Somebody has been praying for me; I can sense it as a storm of pounding love falling from Heaven. I love you all, too.
I gave it an honest shot; I struggled mightily and did not prevail with CentOS on this laptop. It’s a Dell Studio 1535, a cheaper version of their fancy multimedia laptops. CentOS currently has no good way of providing the drivers for Broadcom 4322 chipsets. You can’t even build the drivers from source code; it fouls out and there are no current patches that help.
And I deeply feared it was another Windows brick, but I managed to make Debian 8 work. This thing comes with the Radeon HD 3400 series video chipset. The only thing that did work properly was the ethernet adaptor, and that was marginal. So I got the KDE desktop installed because I need to show folks what that interface looks like. It’s the shortest distance from Windows in terms of making adjustments and the only full-service desktop that tends to work. However, the KDE developers have whined about the Intel video chipsets and haven’t bothered to simply work out the problems, so they act as if Intel is responsible for solving it. Silly developers. So the Radeon was a good thing, but the visuals really sucked until I got the “non-free” Radeon firmware installed. The big inclusive non-free firmware package also included the full-speed ethernet drivers for Tigon gigabit chips.
Once I got the b43 firmware installer and b43-fwcutter packages installed, the scripts downloaded the raw firmware and got it all sliced, diced and put into place. Now wifi works. What’s really cool is backlighting on the keyboard. What isn’t cool is how Debian’s kernels consistently fail to reactivate the networking drivers coming out of suspend and hibernate. But it works if you remember to disconnect all network interfaces before suspending or hibernating.
The only other significant issue is the Alps2 Glidepoint touchpad acts like it’s beat up pretty bad. This is a used machine, not a refurb, so I’m guessing the previous owner(s) were brutal with the touchpad. It works well enough.
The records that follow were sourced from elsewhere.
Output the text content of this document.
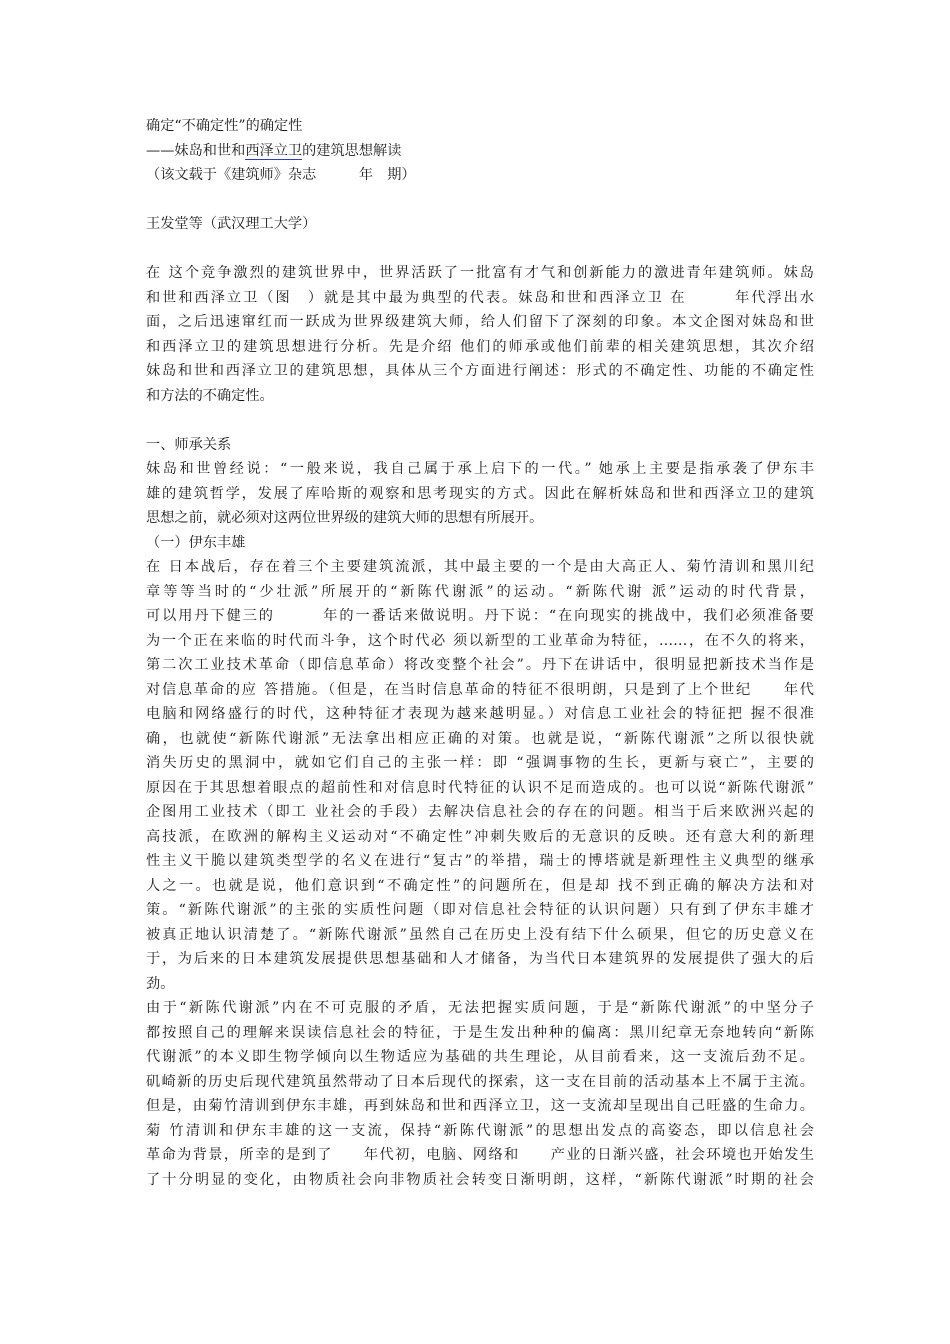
确定“不确定性”的确定性
——妹岛和世和西泽立卫的建筑思想解读
（该文载于《建筑师》杂志　　　年　期）
王发堂等（武汉理工大学）
在 这个竞争激烈的建筑世界中，世界活跃了一批富有才气和创新能力的激进青年建筑师。妹岛
和世和西泽立卫（图　）就是其中最为典型的代表。妹岛和世和西泽立卫 在　　　年代浮出水
面，之后迅速窜红而一跃成为世界级建筑大师，给人们留下了深刻的印象。本文企图对妹岛和世
和西泽立卫的建筑思想进行分析。先是介绍 他们的师承或他们前辈的相关建筑思想，其次介绍
妹岛和世和西泽立卫的建筑思想，具体从三个方面进行阐述：形式的不确定性、功能的不确定性
和方法的不确定性。
一、师承关系
妹岛和世曾经说：“一般来说，我自己属于承上启下的一代。” 她承上主要是指承袭了伊东丰
雄的建筑哲学，发展了库哈斯的观察和思考现实的方式。因此在解析妹岛和世和西泽立卫的建筑
思想之前，就必须对这两位世界级的建筑大师的思想有所展开。
（一）伊东丰雄
在 日本战后，存在着三个主要建筑流派，其中最主要的一个是由大高正人、菊竹清训和黑川纪
章等等当时的“少壮派”所展开的“新陈代谢派”的运动。“新陈代谢 派”运动的时代背景，
可以用丹下健三的　　　年的一番话来做说明。丹下说：“在向现实的挑战中，我们必须准备要
为一个正在来临的时代而斗争，这个时代必 须以新型的工业革命为特征，……，在不久的将来，
第二次工业技术革命（即信息革命）将改变整个社会”。丹下在讲话中，很明显把新技术当作是
对信息革命的应 答措施。（但是，在当时信息革命的特征不很明朗，只是到了上个世纪　　年代
电脑和网络盛行的时代，这种特征才表现为越来越明显。）对信息工业社会的特征把 握不很准
确，也就使“新陈代谢派”无法拿出相应正确的对策。也就是说，“新陈代谢派”之所以很快就
消失历史的黑洞中，就如它们自己的主张一样：即 “强调事物的生长，更新与衰亡”，主要的
原因在于其思想着眼点的超前性和对信息时代特征的认识不足而造成的。也可以说“新陈代谢派”
企图用工业技术（即工 业社会的手段）去解决信息社会的存在的问题。相当于后来欧洲兴起的
高技派，在欧洲的解构主义运动对“不确定性”冲刺失败后的无意识的反映。还有意大利的新理
性主义干脆以建筑类型学的名义在进行“复古”的举措，瑞士的博塔就是新理性主义典型的继承
人之一。也就是说，他们意识到“不确定性”的问题所在，但是却 找不到正确的解决方法和对
策。“新陈代谢派”的主张的实质性问题（即对信息社会特征的认识问题）只有到了伊东丰雄才
被真正地认识清楚了。“新陈代谢派”虽然自己在历史上没有结下什么硕果，但它的历史意义在
于，为后来的日本建筑发展提供思想基础和人才储备，为当代日本建筑界的发展提供了强大的后
劲。
由于“新陈代谢派”内在不可克服的矛盾，无法把握实质问题，于是“新陈代谢派”的中坚分子
都按照自己的理解来误读信息社会的特征，于是生发出种种的偏离：黑川纪章无奈地转向“新陈
代谢派”的本义即生物学倾向以生物适应为基础的共生理论，从目前看来，这一支流后劲不足。
矶崎新的历史后现代建筑虽然带动了日本后现代的探索，这一支在目前的活动基本上不属于主流。
但是，由菊竹清训到伊东丰雄，再到妹岛和世和西泽立卫，这一支流却呈现出自己旺盛的生命力。
菊 竹清训和伊东丰雄的这一支流，保持“新陈代谢派”的思想出发点的高姿态，即以信息社会
革命为背景，所幸的是到了　　年代初，电脑、网络和　　产业的日渐兴盛，社会环境也开始发生
了十分明显的变化，由物质社会向非物质社会转变日渐明朗，这样，“新陈代谢派”时期的社会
The other odd feature is that instead of a sliding tray, the optical media reader/writer is a slot with an automated grab and eject function. There are two different buttons for making it spit the disk out. There are ports galore on this thing for two types of SD cards, and the BIOS tells me there’s a built-in broadband cell modem, but Linux can’t see it. Not that I have any notion of trying to pay the whopping charges for such a service, but it’s an unexpected feature. It also does WAP, but I can’t imagine wanting to use that. Bluetooth is enough weirdness, thank you, but you have to specifically add the KDE support for it (“bluedevil” is the package name).
At any rate, this is my new flagship. I offered the newer Dell Inspiron to my wife and she gladly accepted on the condition that I restore my Win7 experiment on it. So shall it be. Meanwhile, the Kiln of the Soul computer tech support ministry forges ahead into the future.